Она поклонилась, метнулась к двери.

– Постой, баламутка! Что за спешка?

– Так уезжает двор-то царский! – оглянулась служанка. – Сказывают, об измене Иоанну донесли. Вот он в Москву и метнулся. Сам-то еще с рассветом ускакал, ныне двор следом отправляется. Побегу я, как бы не отстать!

Басарга развернул послание. Короткая записка почти дословно повторяла слова служанки.

– Да, в Москве, сказывают, торг богатый! – встрепенулся датчанин. – Туда и из Персии суда добираются, и от османов, и из Восточного моря[12]. Надобно там посмотреть, туда всякие корабли заплыть могут.

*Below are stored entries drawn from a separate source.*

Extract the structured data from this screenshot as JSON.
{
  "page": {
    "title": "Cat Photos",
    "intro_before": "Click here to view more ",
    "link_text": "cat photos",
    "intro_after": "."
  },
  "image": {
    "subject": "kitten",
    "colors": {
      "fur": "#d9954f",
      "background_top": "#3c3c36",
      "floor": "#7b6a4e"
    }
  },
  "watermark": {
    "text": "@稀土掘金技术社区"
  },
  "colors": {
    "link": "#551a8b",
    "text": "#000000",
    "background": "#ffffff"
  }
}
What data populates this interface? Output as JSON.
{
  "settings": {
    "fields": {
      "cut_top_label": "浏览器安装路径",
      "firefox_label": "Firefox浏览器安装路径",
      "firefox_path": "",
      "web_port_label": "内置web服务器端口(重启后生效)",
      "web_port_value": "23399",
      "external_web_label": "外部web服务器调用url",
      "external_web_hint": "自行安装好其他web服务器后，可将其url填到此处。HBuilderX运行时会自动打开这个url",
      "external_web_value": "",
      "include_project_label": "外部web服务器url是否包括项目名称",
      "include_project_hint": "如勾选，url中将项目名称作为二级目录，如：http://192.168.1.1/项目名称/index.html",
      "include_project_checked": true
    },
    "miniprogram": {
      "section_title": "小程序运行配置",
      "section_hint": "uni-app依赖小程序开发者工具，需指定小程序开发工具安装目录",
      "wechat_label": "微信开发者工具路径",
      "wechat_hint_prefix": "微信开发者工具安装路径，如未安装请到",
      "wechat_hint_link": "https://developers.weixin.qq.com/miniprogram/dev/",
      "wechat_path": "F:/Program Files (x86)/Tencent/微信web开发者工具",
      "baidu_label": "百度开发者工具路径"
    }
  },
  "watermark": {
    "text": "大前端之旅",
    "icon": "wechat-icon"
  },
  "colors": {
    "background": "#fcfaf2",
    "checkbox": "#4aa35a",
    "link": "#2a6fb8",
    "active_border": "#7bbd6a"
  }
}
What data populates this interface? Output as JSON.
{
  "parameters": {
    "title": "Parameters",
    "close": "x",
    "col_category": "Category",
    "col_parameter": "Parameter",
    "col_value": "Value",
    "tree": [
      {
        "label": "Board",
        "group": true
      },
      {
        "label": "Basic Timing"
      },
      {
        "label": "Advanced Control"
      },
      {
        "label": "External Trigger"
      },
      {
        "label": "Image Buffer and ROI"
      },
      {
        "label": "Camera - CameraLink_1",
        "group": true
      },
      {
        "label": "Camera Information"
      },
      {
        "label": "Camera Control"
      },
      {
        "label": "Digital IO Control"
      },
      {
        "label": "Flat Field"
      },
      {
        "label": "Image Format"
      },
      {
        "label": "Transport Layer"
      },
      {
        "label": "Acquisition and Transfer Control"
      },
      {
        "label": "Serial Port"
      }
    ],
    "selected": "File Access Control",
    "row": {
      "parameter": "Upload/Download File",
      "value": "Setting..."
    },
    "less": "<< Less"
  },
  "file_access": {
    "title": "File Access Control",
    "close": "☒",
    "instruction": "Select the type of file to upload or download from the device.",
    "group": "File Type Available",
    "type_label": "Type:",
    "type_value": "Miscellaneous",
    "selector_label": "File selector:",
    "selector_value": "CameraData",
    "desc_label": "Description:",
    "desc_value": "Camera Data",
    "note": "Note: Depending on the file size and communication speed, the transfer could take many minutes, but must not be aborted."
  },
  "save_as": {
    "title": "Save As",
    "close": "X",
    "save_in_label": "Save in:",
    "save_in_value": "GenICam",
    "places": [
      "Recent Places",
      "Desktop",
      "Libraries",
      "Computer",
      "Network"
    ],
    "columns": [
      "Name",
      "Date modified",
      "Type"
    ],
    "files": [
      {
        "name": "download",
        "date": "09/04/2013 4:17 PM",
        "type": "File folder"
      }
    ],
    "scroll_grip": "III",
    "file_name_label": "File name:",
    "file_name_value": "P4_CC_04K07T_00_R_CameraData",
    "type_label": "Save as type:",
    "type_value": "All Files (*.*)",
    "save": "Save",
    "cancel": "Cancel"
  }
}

– Штаны сперва надень, умник, – посоветовал ему Басарга. – Тогда и поедем.

– Так это… – растерялся датчанин. – Мокрые они, господин! Сказываю же, постирана одежа вся. Ну, кроме зипуна, конечно. Его насухую, мыслю, чистят. Или выбивают…

– Ладно, тогда отдыхай, – похлопал его по плечу подьячий. – Поедем, когда высохнет.

– Коли у печи сушить, так к вечеру, мыслю, готов буду, – побежал Карст Роде.

– Значит, утром, – решил Басарга. – Мне тут делать больше нечего. Через Тверь и в Москву. Вот только с побратимом что теперь делать? – Он немного подумал и позвал холопа: – Эй, Платон деревенский! Бумагу и чернила достань и стол вычисти. Письмо писать стану.

Софоний появился только после полудня – чистый и благоухающий, в новом лисьем опашне и пушистой шапке из горностая, вычесанной крохотной бородкой клинышком и свежебритой головой.

– Ну что, идем, побратим? – стоя в дверях, оправил он свой наборный пояс из серебряных пластинок с эмалевыми вставками.